Gravatas, doutores e engenheiros

O que nos leva a usar um pedaço de pano amarrado ao pescoço sem utilidade aparente?
Que mania é esta que temos, que qualquer pessoa supostamente importante terá de ser “doutor” ou “engenheiro”, mesmo que não tenha acedido a esses graus académicos ou profissionais?


As gravatas actuais são descendentes das “fascalia” romanas, que eram usadas pelos oradores para proteger as cordas vocais. Hoje em dia, não vejo razão pragmática para uso de tal objecto, a não ser talvez castigar o seu utilizador por qualquer pecado não confessado através do estrangulamento do pescoço.
Certamente já se depararam com a situação ridícula (eu assumo já se ter passado comigo) em que ao contactar com alguém com algum estatuto, tendemos a trata-lo por doutor. Mesmo que não saibamos se é licenciado. Mesmo quando até sabemos que não o é, mas por usar gravata (lá está!) parece que outra forma de tratamento será inadequada.
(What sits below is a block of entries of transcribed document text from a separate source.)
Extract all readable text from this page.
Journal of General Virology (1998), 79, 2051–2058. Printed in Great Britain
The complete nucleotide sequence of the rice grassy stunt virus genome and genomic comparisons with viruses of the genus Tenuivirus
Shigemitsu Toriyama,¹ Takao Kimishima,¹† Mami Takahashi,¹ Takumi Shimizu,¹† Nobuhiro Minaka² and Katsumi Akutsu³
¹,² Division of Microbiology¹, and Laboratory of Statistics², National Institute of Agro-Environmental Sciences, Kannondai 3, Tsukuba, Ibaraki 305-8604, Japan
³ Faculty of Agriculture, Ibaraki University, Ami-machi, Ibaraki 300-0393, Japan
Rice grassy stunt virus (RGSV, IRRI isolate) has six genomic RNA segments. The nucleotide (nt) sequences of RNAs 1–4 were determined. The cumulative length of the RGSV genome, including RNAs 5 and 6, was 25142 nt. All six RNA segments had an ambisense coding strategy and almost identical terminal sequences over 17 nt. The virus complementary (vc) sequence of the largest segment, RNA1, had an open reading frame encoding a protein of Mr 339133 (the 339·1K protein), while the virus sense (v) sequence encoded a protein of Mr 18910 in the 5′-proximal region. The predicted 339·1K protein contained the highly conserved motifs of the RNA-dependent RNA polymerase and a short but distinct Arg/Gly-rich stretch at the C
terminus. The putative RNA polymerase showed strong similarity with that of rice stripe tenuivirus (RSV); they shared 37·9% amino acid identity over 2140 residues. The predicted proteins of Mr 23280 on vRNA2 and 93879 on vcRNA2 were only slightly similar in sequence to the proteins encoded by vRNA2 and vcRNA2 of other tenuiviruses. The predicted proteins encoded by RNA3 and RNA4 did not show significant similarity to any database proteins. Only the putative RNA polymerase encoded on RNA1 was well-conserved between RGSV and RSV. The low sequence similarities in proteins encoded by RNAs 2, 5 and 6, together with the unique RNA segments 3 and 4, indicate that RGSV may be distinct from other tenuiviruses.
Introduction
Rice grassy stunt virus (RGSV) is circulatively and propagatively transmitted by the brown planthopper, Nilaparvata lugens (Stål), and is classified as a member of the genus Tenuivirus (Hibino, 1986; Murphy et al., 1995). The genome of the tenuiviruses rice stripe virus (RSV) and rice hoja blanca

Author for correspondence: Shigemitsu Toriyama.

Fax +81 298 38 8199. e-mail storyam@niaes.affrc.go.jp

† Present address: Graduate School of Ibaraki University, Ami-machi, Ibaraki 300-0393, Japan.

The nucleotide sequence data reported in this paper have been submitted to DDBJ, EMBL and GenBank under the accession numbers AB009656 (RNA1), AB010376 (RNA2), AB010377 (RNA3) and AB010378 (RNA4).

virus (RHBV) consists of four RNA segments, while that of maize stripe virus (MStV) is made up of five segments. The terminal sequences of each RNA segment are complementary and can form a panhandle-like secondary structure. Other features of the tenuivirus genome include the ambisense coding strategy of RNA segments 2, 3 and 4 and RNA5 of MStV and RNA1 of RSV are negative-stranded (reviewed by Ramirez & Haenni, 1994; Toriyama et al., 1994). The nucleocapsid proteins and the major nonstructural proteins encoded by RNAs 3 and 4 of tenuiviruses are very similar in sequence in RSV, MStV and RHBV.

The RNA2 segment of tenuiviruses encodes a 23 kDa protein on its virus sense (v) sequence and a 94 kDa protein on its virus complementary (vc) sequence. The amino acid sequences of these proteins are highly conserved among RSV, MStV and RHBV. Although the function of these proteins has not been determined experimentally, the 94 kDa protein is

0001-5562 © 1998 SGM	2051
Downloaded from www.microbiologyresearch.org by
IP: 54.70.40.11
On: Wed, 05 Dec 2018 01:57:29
As gravatas e os títulos têm subjacente a questão do estatuto. O não uso da gravata, por exemplo, pode ser até uma tomada de posição política, de não alinhamento com as convenções típicas da nossa sociedade. Ou será por acaso que o Francisco Louça raramente usa gravata?
Tenho há anos uma conversa recorrente com a minha mãe: “Devias usar gravata. Assim até parece que não és doutor!” e eu lá vou replicando que a gravata não faz o homem e que, aliás, desde que fiz o mestrado estou dispensado disso porque ainda não inventaram um sinal exterior que se possa vestir para mostrar que somos Mestres ou Professores Doutores. Assumo que recorro a qualquer argumento para não usar gravata.
Nas últimas semanas assistimos (parece que a coisa ainda não acabou) e quase até à naúsea à discussão sobre se o Primeiro-Ministro é Engenheiro, Engenheiro Técnico, nenhuma das duas possibilidades. Cá para mim, se o Sócrates não usasse gravata, ninguém se tinha lembrado de ir ver o seu percurso académico. Usa gravata, não lhe basta ser primeiro-ministro do país, tem de ser engenheiro ou assim. Quanto às situações caricatas e rocambolescas deste caso, que se investigue se tiver de ser investigado. Depois digam-me alguma coisa. Para já interessam-me acima de tudo as gravatas. E os “Drs” e “Eng.”.
Há uns anos, havia um programa na TVI chamado “Doutores e Engenheiros” onde candidatos a esses graus académicos traziam para a televisão brincadeiras da praxe que deveriam ficar no seu contexto, a praxe. Ora vejam lá se aquele Doutor ou Engenheiro de hoje, tratado com extrema reverência, não andou a fazer parvoíces com mais ou menos graça quando era estudante. Da maneira como isto vai, mais dia menos dia vão investigar o passado praxístico dos políticos. Neste momento ainda bem que não tenho aspirações políticas. Iam investigar os meus tempos de faculdade e descobriam que andava de traje a fazer praxe aos caloiros. Para além disso, denominava-me doutor (sem o ser) e (claro está!) usava gravata (e capa e batina). Mais um sinal exterior de estatuto associado ao doutor….
Agora a sério: qualquer sociedade ou cultura utiliza marcadores estilísticos para demonstrar o estatuto de membros importantes ou para demonstrar a sua pertença. Grupos como as claques de futebol utilizam cachecóis (até mesmo no Verão) com as cores do seu clube. Os membros de culturas juvenis (muito associadas à música) usam vestuário distintivo que lhes permite identificar os “camaradas” e mostrar a sua diferença em relação à cultura “adulta”. Os universitários ligados à praxe utilizam o traje académico como forma de pertença e distinção dos que não partilham a mesma cultura. A cultura “adulta” adoptou o fato e gravata como marcador estílistico de diferenciação sócio-económica ou sócio-cultural. Por isso é que as gravatas são tão usadas, sem terem uma utilidade real.
Quanto a mim, enquanto puder, vou andando sem gravata. O que em si é também uma forma de resistência a esta tendência de privilegiar o parecer ao ser. Prefiro que me perguntem que profissão tenho a deduzirem que sou doutor porque uso um pedaço de pano colorido amarrado ao pescoço. E, já agora, “doutor” a sério para mim, neste momento, é o canalizador que me resolveu um problema cá em casa há umas horas. E não precisou de gravata para fazer o seu trabalho.